Anouk Aimée, immense actrice française, est morte

En plus de soixante-dix ans de carrière, elle a tourné dans 74 films et séries et reçu de prestigieuses récompenses. Elle est morte, mardi, à l’âge de 92 ans, a annoncé sa fille.

anouk aimée, immense actrice française, est morte

Anouk Aimée le 2 mai 1984, sur un plateau de télévision.

Anouk Aimée n’aimait pas qu’on parle de son âge. Rencontrée en 2012, à l’occasion de la ressortie en salles de Lola, de Jacques Demy, elle avait inauguré l’entretien d’une requête : « Je vous en prie, ne parlons pas de mon âge. Cela n’intéresse personne. » Ce qui était troublant c’est que, disant cela, elle avait exactement la même voix que Lola cinquante et un ans plus tôt. Aussi était-il si charmant de l’entendre dire au présent « Lola, c’est moi », comme si le temps n’avait en effet pas eu d’importance. C’était une coquetterie, sans doute, que ce présent sans âge, et la coquetterie cependant en disait long sur la dame, et la manière qu’elle avait eu de mener sa barque sans grand souci des embruns, de l’opinion ou d’une carrière, avant de s’éteindre, mardi 18 juin, à l’âge de 92 ans. « Nous avons l’immense tristesse de vous annoncer le départ de ma maman Anouk Aimée », a écrit sa fille, l’actrice Manuel Papatakis, dans un message publié sur Instagram. « J’étais tout auprès d’elle lorsqu’elle s’est éteinte ce matin, chez elle, à Paris ».

Elle avait commencé très tôt, et n’avait plus voulu s’interrompre, à sept ans près : le temps d’une parenthèse londonienne et conjugale à la fin des années 1960, auprès de l’acteur Albert Finney pour lequel elle avait souhaité ne plus jouer qu’un rôle, celui d’épouse, dans la vraie vie.

Née Françoise Dreyfus, le 27 avril 1932, à Paris, Anouk Aimée était fille de comédiens, mais disait ne rien avoir de l’« enfant de la balle ». Elle avait poussé comme une fleur sauvage loin des projecteurs, élevée en partie par un parrain et une marraine, à la ferme. Elle n’avait eu d’abord pour le cinéma qu’un intérêt si distant qu’il existait à peine. Il avait fallu que le destin lui force la main, en la mettant sur le chemin du réalisateur Henri Calef, qui lui demande abruptement si elle ne voudrait pas faire du cinéma. Elle n’avait jamais vraiment su d’où était venu ce oui qui lui avait éclos sur les lèvres.

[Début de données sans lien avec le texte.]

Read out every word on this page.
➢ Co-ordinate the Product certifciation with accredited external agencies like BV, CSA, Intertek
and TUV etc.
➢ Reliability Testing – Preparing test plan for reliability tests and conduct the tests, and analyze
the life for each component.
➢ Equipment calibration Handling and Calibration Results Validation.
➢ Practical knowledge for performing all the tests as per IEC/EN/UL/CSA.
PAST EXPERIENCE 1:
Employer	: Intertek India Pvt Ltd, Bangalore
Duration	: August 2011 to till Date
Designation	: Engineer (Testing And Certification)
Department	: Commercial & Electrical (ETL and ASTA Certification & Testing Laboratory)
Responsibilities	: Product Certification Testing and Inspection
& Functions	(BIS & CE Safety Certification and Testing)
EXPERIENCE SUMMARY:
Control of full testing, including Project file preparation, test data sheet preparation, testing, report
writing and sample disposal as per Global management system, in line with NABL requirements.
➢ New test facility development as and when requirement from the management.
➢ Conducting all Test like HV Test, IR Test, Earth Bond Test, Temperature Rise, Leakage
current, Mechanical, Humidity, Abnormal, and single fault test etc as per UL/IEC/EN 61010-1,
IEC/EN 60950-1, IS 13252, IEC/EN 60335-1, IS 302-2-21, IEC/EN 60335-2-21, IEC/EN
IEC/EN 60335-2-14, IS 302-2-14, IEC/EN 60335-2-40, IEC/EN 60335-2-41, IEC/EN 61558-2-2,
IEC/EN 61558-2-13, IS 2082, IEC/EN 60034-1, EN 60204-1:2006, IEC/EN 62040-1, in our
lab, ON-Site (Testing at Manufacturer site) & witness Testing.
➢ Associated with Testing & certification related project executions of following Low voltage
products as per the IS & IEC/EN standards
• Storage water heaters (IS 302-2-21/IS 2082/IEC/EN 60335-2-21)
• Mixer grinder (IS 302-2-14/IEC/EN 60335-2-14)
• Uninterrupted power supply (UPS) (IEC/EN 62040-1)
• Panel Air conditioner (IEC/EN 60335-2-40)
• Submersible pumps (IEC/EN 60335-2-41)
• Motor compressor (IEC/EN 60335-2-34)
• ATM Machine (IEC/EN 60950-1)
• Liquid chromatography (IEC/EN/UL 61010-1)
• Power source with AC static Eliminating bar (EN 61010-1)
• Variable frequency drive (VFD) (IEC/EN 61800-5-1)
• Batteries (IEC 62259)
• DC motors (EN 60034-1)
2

Pour ce premier film, La Maison sous la mer (1946), Françoise a 13 ans, et son personnage s’appelle Anouk. Le prénom d’artiste trouvé avec ce premier pas, reste le nom : Jacques Prévert le lui offre. L’histoire est connue. Ils se rencontrent l’année suivante sur le tournage d’un film de Marcel Carné, La Fleur de l’âge, où elle joue avec Arletty, Serge Reggiani, Martine Carol. Le film reste inachevé : on en aurait monté une vingtaine de minutes et tourné la moitié, avant que la production n’arrête les frais. En reste les photographies de plateau d’Emile Savitry d’une Anouk ravissante et alors très en joues, et ce nom : « Aimée », « parce que tout le monde l’aimait », selon Prévert. On ne refuse pas semblable baptême.

Principe vital

Pendant la guerre, Françoise avait déjà cessé de s’appeler Dreyfus pour devenir Françoise Durand et esquiver l’étoile jaune. « Anouk Aimée », ce n’était plus une question de survie, mais cela obéissait encore à un principe vital : changer de nom pour s’inventer soi, sans qu’il s’agisse de devenir autre. « Je n’ai jamais fait de totale composition. Il y a toujours un morceau de moi dans mes rôles », disait-elle. L’un d’eux, tout de même, manqua de lui faire oublier Anouk au profit d’un autre prénom, Lola, celui de l’héroïne du film de Jacques Demy. « Je ne sais plus où commence Anouk et où commence Lola, où finit Lola et où finit Anouk », disait-elle toujours, cinquante ans après.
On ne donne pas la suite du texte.